Birds of Nebraska: Newspaper Accounts, 1854-1923

Editor [possibly Greenleaf]. February 12, 1922. Omaha Sunday World-Herald 57(17=20): 6-E. A bird editorial.

The Sinful Bluejay.

Birds that we admire in the summer are positively gorgeous when they stay with us in the winter. Our soldiers in France during the war said that the ugliest old hag had become a walking, living breathing model of Venus de Milo, and was worshipped as a goddess.

The Bluejay is not entirely lovable. He is beautiful, but has an onery disposition, at least in the summer. In the winter, when he occasionally remains in these parts, he is more quiet and docile than during the breeding season, when he takes it upon himself to be the village pest of Birdville.

During May and June, while other songsters are generally attending to domestic and family matters, the Jay, besides raising his own brood, loves to tear up other birds' nests, chase the neighbors around, and act up generally like a feathered roughneck on a toot. The Bluejay is not especially brave, and such depredations and felonies are usually staged when there is no protective opposition. A healthy robin will make a Bluejay beat all speed records in retreat and all spanked babies in noise.

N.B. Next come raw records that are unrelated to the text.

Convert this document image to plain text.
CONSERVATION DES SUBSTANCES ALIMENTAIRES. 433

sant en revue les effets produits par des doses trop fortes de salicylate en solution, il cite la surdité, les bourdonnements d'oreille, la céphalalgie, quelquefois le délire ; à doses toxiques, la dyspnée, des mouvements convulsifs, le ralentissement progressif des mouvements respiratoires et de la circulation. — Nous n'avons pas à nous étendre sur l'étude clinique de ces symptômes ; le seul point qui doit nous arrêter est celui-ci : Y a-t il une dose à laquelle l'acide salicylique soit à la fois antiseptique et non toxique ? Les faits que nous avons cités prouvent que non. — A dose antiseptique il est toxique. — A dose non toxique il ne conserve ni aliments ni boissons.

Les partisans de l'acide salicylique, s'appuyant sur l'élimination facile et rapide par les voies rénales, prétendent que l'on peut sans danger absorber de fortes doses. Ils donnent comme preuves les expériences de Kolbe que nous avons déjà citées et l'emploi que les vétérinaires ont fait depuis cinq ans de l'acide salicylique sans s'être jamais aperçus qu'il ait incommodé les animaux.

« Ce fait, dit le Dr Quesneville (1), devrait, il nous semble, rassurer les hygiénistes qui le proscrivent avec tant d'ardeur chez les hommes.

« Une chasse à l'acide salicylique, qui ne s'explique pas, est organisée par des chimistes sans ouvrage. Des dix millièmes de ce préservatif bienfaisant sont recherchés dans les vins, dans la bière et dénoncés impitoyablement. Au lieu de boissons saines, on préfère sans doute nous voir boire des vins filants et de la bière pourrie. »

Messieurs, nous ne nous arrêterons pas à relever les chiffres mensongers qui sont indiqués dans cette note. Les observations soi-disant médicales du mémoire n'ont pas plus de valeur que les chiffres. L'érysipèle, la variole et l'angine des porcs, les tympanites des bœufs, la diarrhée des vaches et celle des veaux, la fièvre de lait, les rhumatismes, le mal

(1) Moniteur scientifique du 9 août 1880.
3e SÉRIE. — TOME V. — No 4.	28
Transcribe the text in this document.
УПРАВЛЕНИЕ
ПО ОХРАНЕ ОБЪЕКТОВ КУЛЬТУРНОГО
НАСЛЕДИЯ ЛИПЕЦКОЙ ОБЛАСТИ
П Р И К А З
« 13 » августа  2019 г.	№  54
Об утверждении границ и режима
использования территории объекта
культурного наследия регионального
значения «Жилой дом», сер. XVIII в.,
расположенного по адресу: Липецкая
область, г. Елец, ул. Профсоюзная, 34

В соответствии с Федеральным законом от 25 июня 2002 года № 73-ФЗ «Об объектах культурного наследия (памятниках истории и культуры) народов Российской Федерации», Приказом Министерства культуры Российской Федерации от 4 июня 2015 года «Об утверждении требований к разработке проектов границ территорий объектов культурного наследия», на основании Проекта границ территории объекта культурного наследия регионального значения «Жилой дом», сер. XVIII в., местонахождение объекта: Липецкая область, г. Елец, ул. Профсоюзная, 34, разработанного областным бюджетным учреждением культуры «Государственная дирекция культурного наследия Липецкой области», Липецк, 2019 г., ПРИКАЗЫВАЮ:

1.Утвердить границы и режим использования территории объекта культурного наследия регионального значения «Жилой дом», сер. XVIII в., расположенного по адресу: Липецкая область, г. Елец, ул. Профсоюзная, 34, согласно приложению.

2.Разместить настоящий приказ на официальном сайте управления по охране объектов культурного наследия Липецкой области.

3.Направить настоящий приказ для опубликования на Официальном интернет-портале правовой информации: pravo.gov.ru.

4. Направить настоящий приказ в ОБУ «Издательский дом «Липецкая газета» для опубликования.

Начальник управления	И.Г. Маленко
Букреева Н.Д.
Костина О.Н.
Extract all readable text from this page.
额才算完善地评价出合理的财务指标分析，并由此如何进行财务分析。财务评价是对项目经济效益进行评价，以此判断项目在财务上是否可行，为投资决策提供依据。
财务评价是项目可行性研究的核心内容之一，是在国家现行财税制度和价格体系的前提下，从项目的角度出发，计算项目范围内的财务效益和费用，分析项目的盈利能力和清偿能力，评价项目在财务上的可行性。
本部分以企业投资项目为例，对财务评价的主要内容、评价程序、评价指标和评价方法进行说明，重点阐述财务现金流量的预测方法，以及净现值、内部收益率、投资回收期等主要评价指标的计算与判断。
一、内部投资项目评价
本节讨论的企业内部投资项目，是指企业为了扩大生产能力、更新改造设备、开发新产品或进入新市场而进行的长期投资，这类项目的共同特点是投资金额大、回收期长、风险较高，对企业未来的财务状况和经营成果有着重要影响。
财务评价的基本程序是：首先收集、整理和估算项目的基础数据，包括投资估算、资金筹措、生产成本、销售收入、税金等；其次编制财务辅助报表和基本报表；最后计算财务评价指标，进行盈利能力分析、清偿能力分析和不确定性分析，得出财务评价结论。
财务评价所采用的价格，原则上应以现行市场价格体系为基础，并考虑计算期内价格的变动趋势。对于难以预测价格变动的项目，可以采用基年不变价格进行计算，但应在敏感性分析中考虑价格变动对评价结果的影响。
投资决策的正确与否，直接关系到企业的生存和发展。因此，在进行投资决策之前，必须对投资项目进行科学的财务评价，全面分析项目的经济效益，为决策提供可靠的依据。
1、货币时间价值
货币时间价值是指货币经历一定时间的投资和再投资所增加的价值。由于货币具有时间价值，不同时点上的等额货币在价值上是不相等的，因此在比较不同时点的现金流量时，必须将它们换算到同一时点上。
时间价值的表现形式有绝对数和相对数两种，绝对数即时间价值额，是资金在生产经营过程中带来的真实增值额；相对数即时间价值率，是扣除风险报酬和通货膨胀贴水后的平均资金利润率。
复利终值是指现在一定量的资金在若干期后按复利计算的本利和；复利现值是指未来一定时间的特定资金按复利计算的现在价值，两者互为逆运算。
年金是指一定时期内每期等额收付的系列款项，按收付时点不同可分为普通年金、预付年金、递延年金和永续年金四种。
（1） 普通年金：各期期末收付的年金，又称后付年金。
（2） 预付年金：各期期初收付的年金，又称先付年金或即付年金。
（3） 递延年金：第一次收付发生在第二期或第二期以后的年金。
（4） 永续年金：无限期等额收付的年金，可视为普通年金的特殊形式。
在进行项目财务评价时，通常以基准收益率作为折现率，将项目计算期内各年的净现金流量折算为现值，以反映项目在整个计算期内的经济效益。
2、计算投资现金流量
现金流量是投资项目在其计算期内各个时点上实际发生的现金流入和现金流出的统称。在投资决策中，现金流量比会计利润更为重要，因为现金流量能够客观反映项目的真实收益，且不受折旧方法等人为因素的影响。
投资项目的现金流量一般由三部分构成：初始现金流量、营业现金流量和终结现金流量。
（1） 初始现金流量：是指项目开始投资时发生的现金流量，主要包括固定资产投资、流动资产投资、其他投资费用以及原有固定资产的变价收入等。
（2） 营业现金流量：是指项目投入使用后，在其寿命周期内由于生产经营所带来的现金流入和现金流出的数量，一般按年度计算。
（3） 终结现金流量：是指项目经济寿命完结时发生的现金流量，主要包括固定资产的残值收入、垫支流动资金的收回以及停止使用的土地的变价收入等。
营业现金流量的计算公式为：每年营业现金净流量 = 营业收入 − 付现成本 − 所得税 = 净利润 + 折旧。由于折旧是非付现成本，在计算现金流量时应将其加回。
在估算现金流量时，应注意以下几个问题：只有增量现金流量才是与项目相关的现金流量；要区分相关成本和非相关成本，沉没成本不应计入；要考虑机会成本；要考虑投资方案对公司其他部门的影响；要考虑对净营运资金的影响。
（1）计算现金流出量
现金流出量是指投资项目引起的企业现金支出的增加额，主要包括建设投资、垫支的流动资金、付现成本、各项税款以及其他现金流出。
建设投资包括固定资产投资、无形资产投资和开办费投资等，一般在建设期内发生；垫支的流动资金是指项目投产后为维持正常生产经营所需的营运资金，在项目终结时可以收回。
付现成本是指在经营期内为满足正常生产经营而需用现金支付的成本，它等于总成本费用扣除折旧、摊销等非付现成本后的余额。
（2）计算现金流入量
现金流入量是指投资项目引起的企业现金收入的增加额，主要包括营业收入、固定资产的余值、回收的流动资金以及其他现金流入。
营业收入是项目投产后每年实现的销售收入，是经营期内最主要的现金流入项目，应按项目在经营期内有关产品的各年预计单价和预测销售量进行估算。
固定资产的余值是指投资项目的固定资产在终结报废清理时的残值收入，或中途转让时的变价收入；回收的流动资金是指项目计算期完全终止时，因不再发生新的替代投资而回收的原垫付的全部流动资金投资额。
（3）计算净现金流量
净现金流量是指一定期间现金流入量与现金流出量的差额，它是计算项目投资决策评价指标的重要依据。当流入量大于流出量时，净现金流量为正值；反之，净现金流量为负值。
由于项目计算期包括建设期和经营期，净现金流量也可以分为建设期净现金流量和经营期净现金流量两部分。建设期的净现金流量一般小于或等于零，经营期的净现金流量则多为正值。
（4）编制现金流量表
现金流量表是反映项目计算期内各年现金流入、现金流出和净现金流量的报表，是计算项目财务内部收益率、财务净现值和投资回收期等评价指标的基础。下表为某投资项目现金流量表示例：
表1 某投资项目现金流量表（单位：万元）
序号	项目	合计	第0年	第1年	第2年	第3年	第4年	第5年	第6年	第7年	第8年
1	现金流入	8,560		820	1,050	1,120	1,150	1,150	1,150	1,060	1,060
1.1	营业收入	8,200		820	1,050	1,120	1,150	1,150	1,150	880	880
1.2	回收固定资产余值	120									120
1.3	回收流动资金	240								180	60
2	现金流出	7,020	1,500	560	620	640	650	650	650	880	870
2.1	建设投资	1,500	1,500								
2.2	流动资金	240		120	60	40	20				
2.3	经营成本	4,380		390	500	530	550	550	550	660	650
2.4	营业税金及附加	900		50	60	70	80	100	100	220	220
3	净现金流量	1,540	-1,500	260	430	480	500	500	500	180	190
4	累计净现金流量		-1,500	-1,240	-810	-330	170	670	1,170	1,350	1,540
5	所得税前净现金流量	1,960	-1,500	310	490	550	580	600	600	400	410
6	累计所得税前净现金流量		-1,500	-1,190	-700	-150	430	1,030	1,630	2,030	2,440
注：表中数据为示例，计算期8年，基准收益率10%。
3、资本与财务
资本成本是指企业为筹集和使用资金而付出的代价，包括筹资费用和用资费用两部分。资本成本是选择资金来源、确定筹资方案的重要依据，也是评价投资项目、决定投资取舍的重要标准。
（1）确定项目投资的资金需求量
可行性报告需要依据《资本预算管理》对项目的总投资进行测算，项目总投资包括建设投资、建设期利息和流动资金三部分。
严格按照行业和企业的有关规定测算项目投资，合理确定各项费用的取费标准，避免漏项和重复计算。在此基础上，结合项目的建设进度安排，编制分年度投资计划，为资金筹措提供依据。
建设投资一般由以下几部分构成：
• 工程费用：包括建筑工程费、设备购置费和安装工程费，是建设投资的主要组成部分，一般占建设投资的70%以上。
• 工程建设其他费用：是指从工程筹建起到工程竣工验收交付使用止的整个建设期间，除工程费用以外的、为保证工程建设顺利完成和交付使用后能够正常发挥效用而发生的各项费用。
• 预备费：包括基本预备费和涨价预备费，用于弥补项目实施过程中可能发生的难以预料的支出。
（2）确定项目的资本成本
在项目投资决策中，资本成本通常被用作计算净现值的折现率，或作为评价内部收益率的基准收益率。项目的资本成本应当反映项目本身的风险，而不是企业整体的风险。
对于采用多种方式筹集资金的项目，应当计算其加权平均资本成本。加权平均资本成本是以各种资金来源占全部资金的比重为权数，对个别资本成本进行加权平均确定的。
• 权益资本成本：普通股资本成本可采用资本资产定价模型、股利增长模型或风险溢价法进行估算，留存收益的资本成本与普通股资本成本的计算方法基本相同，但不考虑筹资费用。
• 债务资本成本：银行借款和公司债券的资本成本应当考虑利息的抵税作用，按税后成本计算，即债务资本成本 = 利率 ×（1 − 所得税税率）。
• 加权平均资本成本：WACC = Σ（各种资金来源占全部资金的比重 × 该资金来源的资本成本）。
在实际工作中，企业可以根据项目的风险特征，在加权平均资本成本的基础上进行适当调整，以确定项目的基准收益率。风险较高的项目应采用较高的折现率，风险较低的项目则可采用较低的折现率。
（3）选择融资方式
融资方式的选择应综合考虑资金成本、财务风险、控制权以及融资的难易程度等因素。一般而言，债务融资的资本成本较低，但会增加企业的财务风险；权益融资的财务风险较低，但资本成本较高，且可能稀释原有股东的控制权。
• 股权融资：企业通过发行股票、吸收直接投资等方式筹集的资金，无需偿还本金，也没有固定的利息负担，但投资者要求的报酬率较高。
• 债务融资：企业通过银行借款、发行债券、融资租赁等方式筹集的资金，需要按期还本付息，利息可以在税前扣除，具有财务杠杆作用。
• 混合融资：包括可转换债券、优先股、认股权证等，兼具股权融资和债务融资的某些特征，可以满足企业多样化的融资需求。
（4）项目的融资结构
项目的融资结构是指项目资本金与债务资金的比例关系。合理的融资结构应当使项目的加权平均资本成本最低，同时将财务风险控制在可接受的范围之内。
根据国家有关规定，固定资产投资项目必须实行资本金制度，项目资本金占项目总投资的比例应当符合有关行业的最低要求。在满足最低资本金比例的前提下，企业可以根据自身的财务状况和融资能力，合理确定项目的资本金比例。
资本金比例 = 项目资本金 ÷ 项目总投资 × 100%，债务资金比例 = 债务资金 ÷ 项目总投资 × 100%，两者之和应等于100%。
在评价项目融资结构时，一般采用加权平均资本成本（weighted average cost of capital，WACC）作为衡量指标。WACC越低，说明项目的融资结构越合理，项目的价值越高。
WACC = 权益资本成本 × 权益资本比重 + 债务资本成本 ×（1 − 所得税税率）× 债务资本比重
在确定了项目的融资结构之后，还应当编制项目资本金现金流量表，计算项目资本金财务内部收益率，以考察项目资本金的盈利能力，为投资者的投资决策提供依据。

But in winter the Bluejay is a docile soul. There are a few of him around this winter, it having been so mild, in a general way of speaking. His glorious blue and white and black-gray coloring is subdued in Mother Nature's winter stage settings, and he only occasionally gives voice to his warwhoop. He has to hustle hard for his grub, if he chooses to stay in the north, and he pays respectful obeisance to the other winter birds who are regular citizens here during these months.

Two-faced as he may be in this respect, it is good to walk through Elmwood or other parks during the winter and meet friend Bluejay in some thicket. Most probably he will sail silently away from you - but he is a glimpse and promise of spring and summer, and therefore welcome.

Mister Bluejay's usefulness exceeds his harmful qualities, and as a tree-planted he is unexcelled. He carries acorns and other tree seeds widespread over the country and has started many a healthy grove.

He is a cruel clown, a scapegrace, but a Beau Brummel of the woods whose vanity shouts from the tree tops.

Like other sinners, he has many admirers.